Abstract 14: Activation of the Kynurenine Pathway in Patients Resuscitated From Ventricular Fibrillation Out-of-hospital Cardiac Arrest
The kynurenine pathway (KP) is the major route of tryptophan (TRP) catabolism, mainly activated by inflammation. We hypothesized that the KP is activated after cardiac arrest (CA) and correlates with time to return of spontaneous circulation (ROSC), severity of shock and long term outcome.
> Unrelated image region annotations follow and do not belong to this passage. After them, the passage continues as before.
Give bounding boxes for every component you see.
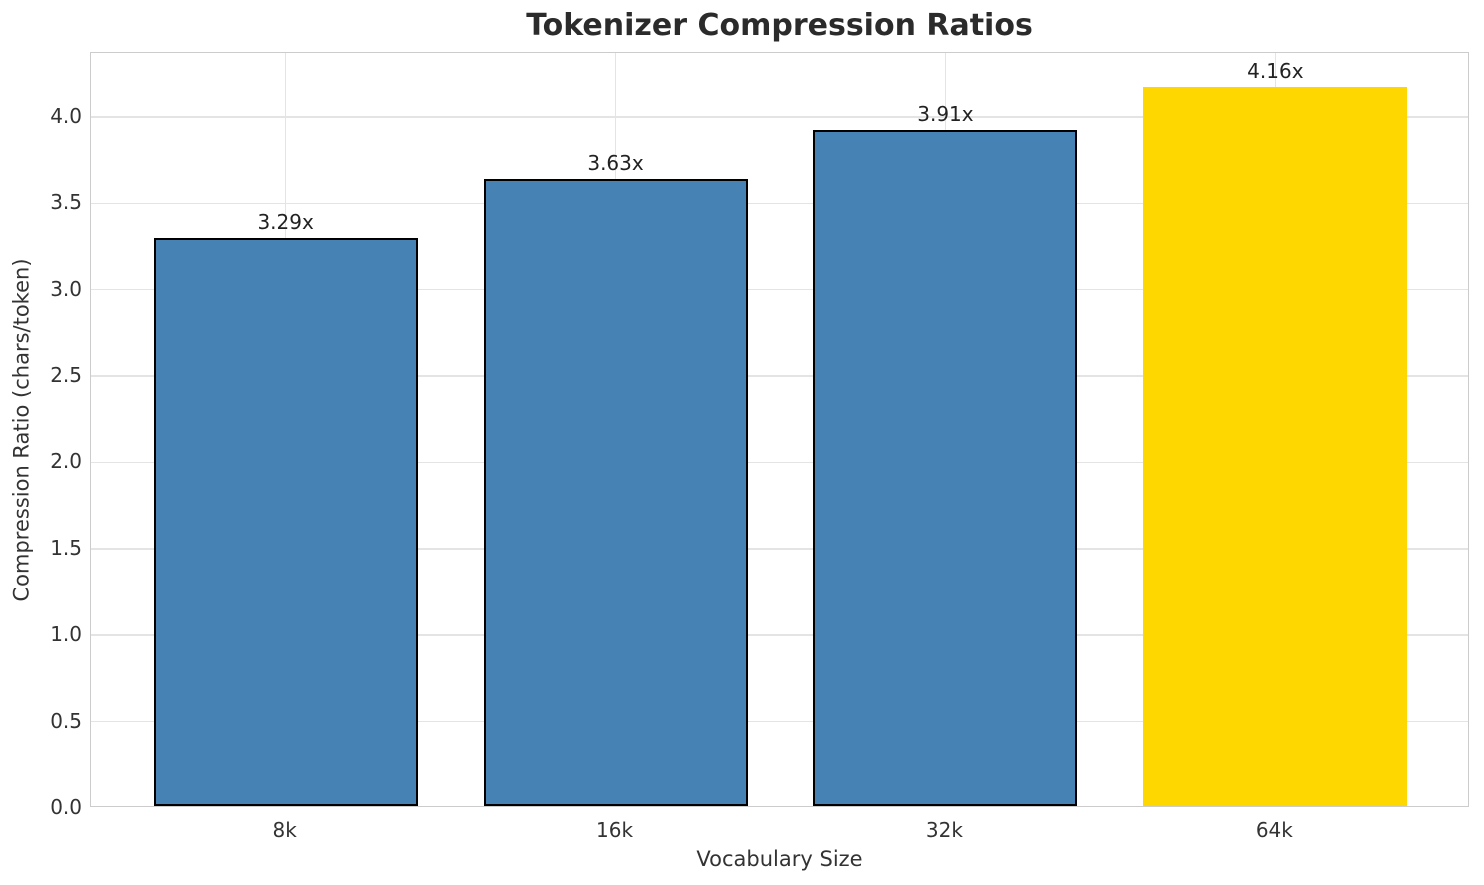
- ytick-0.5: 0.5: [50, 708, 82, 733]
- bar-value-label-32k: 3.91x: [917, 102, 974, 127]
- h-gridline-2: [91, 461, 1468, 464]
- y-axis-label: Compression Ratio (chars/token): [9, 258, 34, 602]
- ytick-2.5: 2.5: [50, 363, 82, 388]
- x-axis-label: Vocabulary Size: [696, 847, 863, 871]
- h-gridline-0.5: [91, 720, 1468, 723]
- ytick-3.5: 3.5: [50, 190, 82, 215]
- ytick-1.5: 1.5: [50, 535, 82, 560]
- ytick-1.0: 1.0: [50, 622, 82, 647]
- chart-title: Tokenizer Compression Ratios: [526, 8, 1033, 43]
- ytick-2.0: 2.0: [50, 449, 82, 474]
- bar-64k: [1143, 87, 1408, 806]
- plot-area: 3.29x 3.63x 3.91x 4.16x: [90, 52, 1469, 807]
- h-gridline-3: [91, 288, 1468, 291]
- bar-32k: [813, 130, 1078, 806]
- xtick-8k: 8k: [272, 818, 297, 842]
- ytick-3.0: 3.0: [50, 276, 82, 301]
- ytick-0.0: 0.0: [50, 795, 82, 819]
- h-gridline-2.5: [91, 375, 1468, 377]
- xtick-32k: 32k: [925, 818, 963, 842]
- h-gridline-3.5: [91, 202, 1468, 205]
- bar-8k: [153, 237, 418, 806]
- bar-value-label-8k: 3.29x: [257, 209, 314, 234]
- h-gridline-1.5: [91, 548, 1468, 550]
- bar-16k: [483, 178, 748, 806]
- h-gridline-4: [91, 116, 1468, 118]
- h-gridline-1: [91, 634, 1468, 636]
- ytick-4.0: 4.0: [50, 103, 82, 128]
- xtick-64k: 64k: [1255, 818, 1293, 842]
- bar-value-label-16k: 3.63x: [587, 150, 644, 175]
- xtick-16k: 16k: [596, 818, 634, 842]
- bar-value-label-64k: 4.16x: [1247, 59, 1304, 84]
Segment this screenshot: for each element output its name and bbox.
Methods: Blood samples were obtained at intensive care unit (ICU) admission from 155 out-of-hospital CA patients enrolled in a prospective multicenter observational trial including 21 ICUs in Finland (FINNRESUSCI study). Time to ROSC, lowest systolic arterial pressure (SAP) and lowest bicarbonate (BIC) levels during the first 24 hrs were recorded. Poor outcome was defined as cerebral performance category (CPC) of 3-5 at 12 months. Plasma levels of TRP and its metabolites kynurenine (KYN), kynurenic acid (KYNA) and 3-hydroxyanthranilicic acid (3-HAA) were measured by liquid chromatography and mass spectrometry. The KYN to TRP ratio was calculated. Non-parametrc tests, univariate, multivariate and linear regression analysis were used to determine associations of KP and study endpoints.
Result: The levels of KP metabolites were significantly higher in patients with CPC 3-5 compared to CPC 1-2 (KYN, p<0.001, KYNA p=0.043, KYN/TRP p<0.001, 3-HAA p=0.047, respectively). Time to ROSC correlated with KYN (p=0.005), KYNA (0.023), 3-HAA (p=0.011) and KYN/TRP (p=0.015). Patients with higher levels of KYN, KYNA, and KYN/TRP, had lower 24 hr SAP and BIC. With logistic regression, KYNA (net reclassification index, NRI 0.66,p<0.0001) and 3-HAA (NRI 0.56, p=0.0006) were independent predictors of outcome (Table).
Conclusions: The KP may be an important pathophysiological pathway activated after CA and its metabolites KYNA and 3-HAA have important prognostic implications.
- © 2013 by American Heart Association, Inc.